My Kid

Patti Smith raconte son lien indéfectible à Arthur Rimbaud

S’il n’était pas fait mention du grand poète, on se croirait dans un western. Une femme aux longs cheveux gris tenant un pistolet avec pour titre Une saison en enfer. Il y a forcément du western et du hors-la loi dans ce livre. Western lorsque la chanteuse-artiste nous rappelle sa grande passion pour Arthur Rimbaud. Hors-la loi bien évidemment face à cet outsider des lettres françaises.


A l’occasion du 150e anniversaire de la publication d’une Saison en enfer d’Arthur Rimbaud, ce dernier a reçu la visite de notre femme des grands lacs dans un salon de Gallimard transformé en saloon. Elle n’avait que seize ans lorsqu’elle vit pour la première fois le Kid des lettres françaises. Il était assis à la table des poètes, entouré des plus grands et jouant avec des cartes à rendre ivre plus d’un bateau et suscitant des illuminations. Au loin, l’œil de Verlaine se faisait jaloux. « J’étais attirée par son visage et ses poèmes, qui m’intriguaient et me fascinaient. Envoûtée par leur charme grisant, j’en émergeais tremblante » écrit Patti Smith. Leurs regards se croisèrent et Rimbaud lui lança : « Le Monde a soif d’amour : tu viendras l’apaiser. » Puis, il est parti et depuis, Patti le recherche.

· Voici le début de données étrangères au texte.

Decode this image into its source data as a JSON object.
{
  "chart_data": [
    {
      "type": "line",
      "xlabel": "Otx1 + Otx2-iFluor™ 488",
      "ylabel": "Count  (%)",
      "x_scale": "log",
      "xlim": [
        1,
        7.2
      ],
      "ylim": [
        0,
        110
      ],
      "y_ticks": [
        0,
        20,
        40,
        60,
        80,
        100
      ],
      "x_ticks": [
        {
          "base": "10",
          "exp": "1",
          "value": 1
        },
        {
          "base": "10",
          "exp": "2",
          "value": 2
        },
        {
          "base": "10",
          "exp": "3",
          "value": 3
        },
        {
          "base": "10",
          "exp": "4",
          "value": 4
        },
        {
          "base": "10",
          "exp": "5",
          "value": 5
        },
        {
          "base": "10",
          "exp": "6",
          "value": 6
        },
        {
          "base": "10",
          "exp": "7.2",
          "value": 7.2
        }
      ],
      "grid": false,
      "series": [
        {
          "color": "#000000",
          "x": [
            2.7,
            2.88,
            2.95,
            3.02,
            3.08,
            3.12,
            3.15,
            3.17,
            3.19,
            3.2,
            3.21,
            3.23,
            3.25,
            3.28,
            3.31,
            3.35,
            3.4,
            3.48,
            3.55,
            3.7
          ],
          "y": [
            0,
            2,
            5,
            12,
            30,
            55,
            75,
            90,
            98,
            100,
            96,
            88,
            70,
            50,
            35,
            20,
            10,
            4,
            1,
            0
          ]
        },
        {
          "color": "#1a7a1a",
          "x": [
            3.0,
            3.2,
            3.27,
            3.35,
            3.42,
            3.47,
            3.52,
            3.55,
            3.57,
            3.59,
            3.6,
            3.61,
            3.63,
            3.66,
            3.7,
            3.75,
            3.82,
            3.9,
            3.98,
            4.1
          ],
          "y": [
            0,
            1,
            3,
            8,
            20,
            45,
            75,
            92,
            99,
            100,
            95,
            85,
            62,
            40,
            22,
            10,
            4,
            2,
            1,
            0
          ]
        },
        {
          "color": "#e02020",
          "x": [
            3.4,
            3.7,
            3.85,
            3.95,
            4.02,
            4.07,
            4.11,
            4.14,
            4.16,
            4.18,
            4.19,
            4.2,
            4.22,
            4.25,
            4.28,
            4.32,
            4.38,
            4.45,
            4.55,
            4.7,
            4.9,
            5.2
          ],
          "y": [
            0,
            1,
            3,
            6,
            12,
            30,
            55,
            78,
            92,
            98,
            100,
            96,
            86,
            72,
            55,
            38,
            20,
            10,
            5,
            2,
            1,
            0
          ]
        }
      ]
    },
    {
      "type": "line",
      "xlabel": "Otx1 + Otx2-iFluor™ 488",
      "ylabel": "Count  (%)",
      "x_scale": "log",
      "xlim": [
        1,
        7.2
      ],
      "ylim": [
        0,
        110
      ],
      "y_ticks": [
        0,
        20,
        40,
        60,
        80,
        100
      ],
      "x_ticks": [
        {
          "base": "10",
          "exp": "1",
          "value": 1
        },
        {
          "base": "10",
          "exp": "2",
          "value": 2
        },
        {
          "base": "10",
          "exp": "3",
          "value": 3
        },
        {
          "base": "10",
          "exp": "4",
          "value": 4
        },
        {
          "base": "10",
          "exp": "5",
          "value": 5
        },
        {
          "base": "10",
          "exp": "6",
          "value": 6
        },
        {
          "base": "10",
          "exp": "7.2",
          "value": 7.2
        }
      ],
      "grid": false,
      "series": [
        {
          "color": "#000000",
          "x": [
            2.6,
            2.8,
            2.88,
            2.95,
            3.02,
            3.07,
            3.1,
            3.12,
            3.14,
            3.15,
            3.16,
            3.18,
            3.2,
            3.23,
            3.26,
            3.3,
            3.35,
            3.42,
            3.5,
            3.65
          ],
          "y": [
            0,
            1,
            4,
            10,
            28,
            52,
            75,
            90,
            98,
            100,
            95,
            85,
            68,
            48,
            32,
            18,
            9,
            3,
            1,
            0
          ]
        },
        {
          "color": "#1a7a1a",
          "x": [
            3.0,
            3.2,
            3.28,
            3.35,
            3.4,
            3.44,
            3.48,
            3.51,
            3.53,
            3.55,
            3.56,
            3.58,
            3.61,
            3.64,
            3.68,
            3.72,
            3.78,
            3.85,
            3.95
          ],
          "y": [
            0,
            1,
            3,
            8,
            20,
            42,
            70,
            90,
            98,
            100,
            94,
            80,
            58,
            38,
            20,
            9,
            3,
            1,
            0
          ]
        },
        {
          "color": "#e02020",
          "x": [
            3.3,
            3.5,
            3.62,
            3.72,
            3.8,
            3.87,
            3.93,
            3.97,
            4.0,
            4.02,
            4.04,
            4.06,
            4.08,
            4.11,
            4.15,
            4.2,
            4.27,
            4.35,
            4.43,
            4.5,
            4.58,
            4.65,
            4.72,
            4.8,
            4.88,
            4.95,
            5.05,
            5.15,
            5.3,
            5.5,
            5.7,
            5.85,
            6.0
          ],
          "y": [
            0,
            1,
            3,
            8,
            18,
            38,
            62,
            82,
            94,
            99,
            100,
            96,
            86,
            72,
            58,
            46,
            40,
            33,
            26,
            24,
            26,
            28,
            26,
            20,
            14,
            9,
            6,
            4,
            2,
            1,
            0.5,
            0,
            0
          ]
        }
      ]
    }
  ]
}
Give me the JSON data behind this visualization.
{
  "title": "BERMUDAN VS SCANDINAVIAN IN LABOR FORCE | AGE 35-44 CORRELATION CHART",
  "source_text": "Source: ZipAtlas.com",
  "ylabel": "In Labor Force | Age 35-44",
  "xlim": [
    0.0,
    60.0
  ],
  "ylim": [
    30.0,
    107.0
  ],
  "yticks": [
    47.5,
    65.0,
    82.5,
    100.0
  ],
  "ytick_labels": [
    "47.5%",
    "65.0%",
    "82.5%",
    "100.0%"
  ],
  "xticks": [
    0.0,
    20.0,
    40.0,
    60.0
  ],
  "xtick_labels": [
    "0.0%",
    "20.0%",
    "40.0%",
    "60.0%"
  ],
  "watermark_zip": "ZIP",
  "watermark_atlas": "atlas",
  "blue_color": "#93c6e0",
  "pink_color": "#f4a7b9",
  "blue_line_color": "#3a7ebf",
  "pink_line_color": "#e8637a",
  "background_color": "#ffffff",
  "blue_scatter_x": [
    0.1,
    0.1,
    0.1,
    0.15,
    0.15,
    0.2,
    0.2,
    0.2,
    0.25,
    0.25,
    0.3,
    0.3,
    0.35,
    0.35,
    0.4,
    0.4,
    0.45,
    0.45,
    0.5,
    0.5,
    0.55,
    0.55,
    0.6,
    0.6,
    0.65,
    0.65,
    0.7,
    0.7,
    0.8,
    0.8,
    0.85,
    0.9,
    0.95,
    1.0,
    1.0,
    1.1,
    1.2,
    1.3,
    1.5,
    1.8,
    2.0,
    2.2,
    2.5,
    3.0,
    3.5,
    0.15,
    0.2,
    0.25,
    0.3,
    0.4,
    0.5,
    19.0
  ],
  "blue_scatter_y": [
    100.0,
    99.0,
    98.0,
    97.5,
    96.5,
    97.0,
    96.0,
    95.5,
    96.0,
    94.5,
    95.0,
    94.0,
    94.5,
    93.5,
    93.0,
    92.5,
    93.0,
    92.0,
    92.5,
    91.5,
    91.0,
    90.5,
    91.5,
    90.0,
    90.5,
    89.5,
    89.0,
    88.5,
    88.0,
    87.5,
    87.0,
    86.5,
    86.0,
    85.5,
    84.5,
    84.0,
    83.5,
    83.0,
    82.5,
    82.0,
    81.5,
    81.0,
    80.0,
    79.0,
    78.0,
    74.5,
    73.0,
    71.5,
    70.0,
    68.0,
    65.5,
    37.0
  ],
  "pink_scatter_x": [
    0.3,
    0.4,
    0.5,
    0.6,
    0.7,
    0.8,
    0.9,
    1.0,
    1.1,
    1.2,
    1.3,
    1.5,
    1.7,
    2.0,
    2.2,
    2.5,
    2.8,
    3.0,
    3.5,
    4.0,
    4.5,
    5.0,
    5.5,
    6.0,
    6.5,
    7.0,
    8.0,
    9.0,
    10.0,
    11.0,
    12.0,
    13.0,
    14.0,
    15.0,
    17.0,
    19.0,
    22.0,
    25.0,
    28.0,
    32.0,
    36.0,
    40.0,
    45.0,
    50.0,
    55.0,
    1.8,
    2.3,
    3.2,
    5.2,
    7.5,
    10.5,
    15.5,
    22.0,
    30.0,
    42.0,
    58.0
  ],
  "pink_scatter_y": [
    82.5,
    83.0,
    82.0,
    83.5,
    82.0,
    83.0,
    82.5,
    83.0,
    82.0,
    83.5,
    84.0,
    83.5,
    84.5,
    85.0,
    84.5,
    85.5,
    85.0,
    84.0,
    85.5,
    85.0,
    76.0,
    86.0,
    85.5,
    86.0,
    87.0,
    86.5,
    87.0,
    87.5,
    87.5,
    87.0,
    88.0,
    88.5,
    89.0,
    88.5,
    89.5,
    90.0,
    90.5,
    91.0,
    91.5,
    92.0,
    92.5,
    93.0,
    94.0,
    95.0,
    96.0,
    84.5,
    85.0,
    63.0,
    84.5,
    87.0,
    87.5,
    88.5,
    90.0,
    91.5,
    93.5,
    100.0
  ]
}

Cinquante ans ont passé. Patti est devenue chanteuse, poète. Mais elle n’a pas oublié Arthur. Et voilà qu’il se rappele à elle. Notre héroïne montée sur son Horse se lance alors dans un périple, façon Impitoyable sur les traces de son poète favori. Elle a troqué son habituel Colt rock’n roll pour ce Lefaucheux que Verlaine utilisa pour tirer sur son amoureux qu’elle évoque dans The Gun. Elle arrive à Charleville dans l’hôtel des étrangers où l’odeur de Rimbaud, encore présente dans l’air, plane comme une sauge indienne. L’homme vient de partir, elle l’a raté de peu mais elle sait que son souvenir de papier flotte encore dans ces lieux comme en témoigne les photographies qu’elle prend. « Le poète robuste que grisait autrefois la promesse de la route était condamné à affronter le calvaire de son dernier passage. C’était son arc poétique, qui se couchait d’un royaume à l’autre, une conscience sans barrières » écrit-elle dans quelques-uns de ses textes magnifiques. Sauge et arc, « l’homme aux semelles de vent » s’en est allé. Gone Again.

Notre femme des grands lacs poursuit sa route. Dans les sacoches de sa selle reproductions d’archives et photos personnelles des lieux où notre poète s’est planqué. Patti Smith est un cavalier solitaire. Elle avance, cette saison est longue mais elle sait qu’il est là. « La porte de l’enfer s’ouvre en grand. Ce n’est pas celui de Dante, mais un enfer dont l’étreinte est plus monstrueuse » écrit ainsi notre Pale Rider dans ce livre à l’atmosphère crépusculaire, presque surnaturelle. Et à la toute fin du livre, à l’instar du film de Clint Eastwood, « l’enfer marchait avec lui ». Oui, il est là, devant elle et à travers ses mots et ceux de Patti Smith, Rimbaud se dévoile dans une beauté intacte grâce à ce livre magnifique. Patti a retrouvé son Kid

Patti Smith publie également cet automne son Livre de jours, journal photographique étalé sur une année et inspiré de son comte Instagram #thisispattismith où le lecteur découvre ainsi ses goûts littéraires – Joan Didion ou Pier Paolo Pasolini – musicaux, des invités symboliques comme Rosa Parks ou Bobby Fischer, son jardin, son bureau, ses animaux de compagnie ou ses objets fétiches comme ce turquoise de Katmandou niché dans ce livre rempli de bijoux.

Par Laurent Pfaadt

Patti Smith, Arthur Rimbaud, Une saison en enfer : 1873 et autres poèmes, Grande Blanche Illustrée
Chez Gallimard, 176 p.

Patti Smith, Un livre de jours, traduit de l’anglais par Claire Desserrey
Chez Gallimard, 400 p.

Arthur Rimbaud, Une saison en enfer, préface de Yannick Haenel, postface de Gregoire Beurier
Aux éditions Poésie/Gallimard, 96 p.